Construction group posts solid numbers in first results since takeover by Cathexis

ISG has announced plans to launch across the pond in its first set of results after being bought for £84m by US private equity firm Cathexis last February.

The contractor - which also operates in Asia, the Middle East and central Europe - said it intends to follow a number of its “international repeat clients” by launching in the US sometime in 2017.

ISG said it had already lined up a pipeline of schemes to work on in the country.

In results filed at Companies House for the ten months to December 2016, ISG posted pre-tax profit of £4.8m on revenue of £1.3bn.

Without £26.1m of exceptional costs - including £4.7m of restructuring costs and £800,000 of costs related to the takeover - ISG posted underlying pre-tax profit of £25.5m for the period.

ISG delisted from the AIM stock exchange shortly after its takeover by Cathexis last year. In its last available set of results as a listed firm, for the year to June 2015, it posted a pre-tax loss of £12.9m on £1.6bn revenue.

Paul Cossell, chief executive of ISG, said the firm was “well positioned for growth” after what he described as a “momentous year”.

At the end of 2016 the firm had a forward order book of £1bn and was looking to increase market share in the technology, science and health sectors.

ISG was also bullish about prospects for the fit-out market in London, in spite of Brexit. The firm said in its results: “Brexit has had very little real effect on ISG’s pipeline.
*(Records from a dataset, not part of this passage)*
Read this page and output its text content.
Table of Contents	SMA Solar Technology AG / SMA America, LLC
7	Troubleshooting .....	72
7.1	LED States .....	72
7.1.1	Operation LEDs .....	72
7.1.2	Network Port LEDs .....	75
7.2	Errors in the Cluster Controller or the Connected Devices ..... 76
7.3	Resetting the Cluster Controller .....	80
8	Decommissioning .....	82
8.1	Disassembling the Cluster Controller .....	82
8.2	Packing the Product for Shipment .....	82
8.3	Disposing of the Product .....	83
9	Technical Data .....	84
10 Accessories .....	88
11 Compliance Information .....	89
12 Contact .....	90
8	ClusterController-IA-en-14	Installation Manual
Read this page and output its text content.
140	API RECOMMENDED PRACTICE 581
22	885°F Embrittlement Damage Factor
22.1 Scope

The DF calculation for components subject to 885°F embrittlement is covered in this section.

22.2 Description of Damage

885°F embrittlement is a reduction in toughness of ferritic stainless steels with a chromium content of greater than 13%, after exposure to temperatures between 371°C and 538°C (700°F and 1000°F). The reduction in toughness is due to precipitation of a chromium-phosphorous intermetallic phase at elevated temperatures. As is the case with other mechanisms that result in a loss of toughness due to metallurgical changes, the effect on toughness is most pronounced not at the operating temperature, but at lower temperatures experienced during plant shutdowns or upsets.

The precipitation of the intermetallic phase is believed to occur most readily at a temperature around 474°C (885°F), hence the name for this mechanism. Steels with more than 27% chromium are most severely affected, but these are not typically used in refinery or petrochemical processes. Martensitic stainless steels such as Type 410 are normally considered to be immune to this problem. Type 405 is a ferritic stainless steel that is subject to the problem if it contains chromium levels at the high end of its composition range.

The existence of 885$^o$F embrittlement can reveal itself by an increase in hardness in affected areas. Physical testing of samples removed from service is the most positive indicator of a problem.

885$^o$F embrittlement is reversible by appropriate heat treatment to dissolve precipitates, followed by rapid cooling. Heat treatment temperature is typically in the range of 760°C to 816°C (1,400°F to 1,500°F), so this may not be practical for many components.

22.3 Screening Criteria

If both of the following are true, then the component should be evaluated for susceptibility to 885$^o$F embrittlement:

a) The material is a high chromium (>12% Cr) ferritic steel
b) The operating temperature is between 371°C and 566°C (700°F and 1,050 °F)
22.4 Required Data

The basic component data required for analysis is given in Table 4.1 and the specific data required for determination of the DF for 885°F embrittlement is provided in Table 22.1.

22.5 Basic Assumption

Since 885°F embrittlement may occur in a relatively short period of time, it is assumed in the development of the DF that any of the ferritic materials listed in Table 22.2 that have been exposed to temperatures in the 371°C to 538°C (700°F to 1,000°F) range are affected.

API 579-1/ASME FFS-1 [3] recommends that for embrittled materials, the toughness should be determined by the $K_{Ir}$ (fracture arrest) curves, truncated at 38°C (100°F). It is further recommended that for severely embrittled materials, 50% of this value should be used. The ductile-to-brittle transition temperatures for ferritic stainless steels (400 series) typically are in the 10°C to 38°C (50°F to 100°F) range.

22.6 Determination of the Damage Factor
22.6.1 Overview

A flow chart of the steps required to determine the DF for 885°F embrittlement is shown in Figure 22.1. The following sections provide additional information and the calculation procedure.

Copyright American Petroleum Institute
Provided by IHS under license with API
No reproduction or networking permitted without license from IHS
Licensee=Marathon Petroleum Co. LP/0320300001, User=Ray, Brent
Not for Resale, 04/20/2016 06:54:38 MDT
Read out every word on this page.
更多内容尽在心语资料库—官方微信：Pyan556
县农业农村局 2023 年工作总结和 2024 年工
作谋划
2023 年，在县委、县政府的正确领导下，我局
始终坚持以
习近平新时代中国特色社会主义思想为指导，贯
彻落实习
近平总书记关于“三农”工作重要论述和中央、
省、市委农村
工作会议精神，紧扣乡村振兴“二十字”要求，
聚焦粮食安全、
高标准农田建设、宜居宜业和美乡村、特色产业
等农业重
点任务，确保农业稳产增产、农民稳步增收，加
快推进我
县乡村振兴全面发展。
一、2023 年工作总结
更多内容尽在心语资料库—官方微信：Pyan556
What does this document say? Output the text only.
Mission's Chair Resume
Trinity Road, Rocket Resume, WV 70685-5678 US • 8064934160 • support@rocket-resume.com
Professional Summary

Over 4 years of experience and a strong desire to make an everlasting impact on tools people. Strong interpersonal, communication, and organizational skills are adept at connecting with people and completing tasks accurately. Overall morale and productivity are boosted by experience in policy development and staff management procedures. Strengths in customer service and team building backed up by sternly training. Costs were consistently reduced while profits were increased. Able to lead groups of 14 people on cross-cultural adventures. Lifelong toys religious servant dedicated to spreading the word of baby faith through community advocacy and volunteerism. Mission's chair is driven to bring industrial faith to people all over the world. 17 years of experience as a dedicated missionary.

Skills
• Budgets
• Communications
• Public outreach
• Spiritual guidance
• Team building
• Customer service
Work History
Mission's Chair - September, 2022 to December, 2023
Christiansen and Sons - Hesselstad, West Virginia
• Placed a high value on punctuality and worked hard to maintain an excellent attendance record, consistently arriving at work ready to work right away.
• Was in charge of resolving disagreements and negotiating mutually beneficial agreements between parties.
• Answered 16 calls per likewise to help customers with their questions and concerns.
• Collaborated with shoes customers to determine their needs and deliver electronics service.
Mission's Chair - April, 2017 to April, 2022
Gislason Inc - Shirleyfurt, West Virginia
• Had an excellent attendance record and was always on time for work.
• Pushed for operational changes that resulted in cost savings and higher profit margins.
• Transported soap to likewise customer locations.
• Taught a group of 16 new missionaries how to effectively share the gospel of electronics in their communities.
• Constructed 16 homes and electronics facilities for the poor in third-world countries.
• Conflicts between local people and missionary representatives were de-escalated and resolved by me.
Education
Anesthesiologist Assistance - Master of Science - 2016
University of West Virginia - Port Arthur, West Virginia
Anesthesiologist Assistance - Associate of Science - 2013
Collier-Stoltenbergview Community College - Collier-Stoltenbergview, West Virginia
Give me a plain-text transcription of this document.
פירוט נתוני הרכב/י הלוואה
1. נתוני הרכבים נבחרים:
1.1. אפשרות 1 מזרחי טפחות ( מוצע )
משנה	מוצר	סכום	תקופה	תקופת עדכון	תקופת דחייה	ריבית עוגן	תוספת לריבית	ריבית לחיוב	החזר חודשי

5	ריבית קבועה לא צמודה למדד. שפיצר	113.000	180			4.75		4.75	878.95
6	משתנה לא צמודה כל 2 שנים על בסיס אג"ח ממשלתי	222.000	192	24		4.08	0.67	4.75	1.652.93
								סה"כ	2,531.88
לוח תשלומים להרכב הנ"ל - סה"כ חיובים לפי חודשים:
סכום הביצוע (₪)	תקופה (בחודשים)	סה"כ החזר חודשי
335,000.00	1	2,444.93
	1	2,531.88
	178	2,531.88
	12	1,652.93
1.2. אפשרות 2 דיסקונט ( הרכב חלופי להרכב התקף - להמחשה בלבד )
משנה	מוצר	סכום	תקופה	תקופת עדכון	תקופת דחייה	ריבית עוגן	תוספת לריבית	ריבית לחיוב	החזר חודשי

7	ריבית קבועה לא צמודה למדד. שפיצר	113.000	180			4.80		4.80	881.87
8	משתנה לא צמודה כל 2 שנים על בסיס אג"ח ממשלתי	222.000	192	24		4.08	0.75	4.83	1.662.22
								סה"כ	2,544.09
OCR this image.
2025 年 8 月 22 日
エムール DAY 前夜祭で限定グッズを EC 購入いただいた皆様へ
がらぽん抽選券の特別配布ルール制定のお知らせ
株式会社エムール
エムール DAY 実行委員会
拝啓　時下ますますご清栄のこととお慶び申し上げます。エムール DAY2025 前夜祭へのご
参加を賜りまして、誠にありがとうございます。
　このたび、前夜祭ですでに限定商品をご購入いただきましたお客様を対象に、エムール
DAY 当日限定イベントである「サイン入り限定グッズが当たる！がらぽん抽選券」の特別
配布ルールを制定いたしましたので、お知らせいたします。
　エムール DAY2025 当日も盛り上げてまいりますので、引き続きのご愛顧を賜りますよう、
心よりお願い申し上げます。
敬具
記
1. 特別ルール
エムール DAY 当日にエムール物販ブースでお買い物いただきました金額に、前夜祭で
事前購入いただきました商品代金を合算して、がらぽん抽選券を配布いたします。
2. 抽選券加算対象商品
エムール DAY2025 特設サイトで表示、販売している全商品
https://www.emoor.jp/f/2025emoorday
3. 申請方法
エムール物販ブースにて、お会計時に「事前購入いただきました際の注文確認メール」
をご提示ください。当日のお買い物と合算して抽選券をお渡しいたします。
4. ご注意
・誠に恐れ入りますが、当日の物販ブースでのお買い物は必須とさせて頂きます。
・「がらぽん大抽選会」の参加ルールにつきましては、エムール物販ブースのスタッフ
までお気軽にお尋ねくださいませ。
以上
In fact, the market looks set to continue to grow, with Apple’s choice to move to Battersea and Wells Fargo purchasing their London headquarters building almost immediately after the result.

“Equally the vast majority of the leading international banks, some of whom had initially suggested that they may consider re-locating workforces from London, maintained their planned schemes.”

During the period the firm completed the largest fit-out project of 2016 with interiors for Swiss banking giant UBS in the Broadgate complex in London.

ISG said it had taken steps to simplify its construction business, including restructuring it into three divisions - Southern, Western and Northern and Scotland - and largely closing its London luxury residential business.

The group’s engineering services division “performed well”, the firm said, boosted by further “hyper-scale data centre” wins in continental Europe.

However, ISG admitted it had had to weather “tougher” trading in Asia and “challenging” market conditions in the Middle East.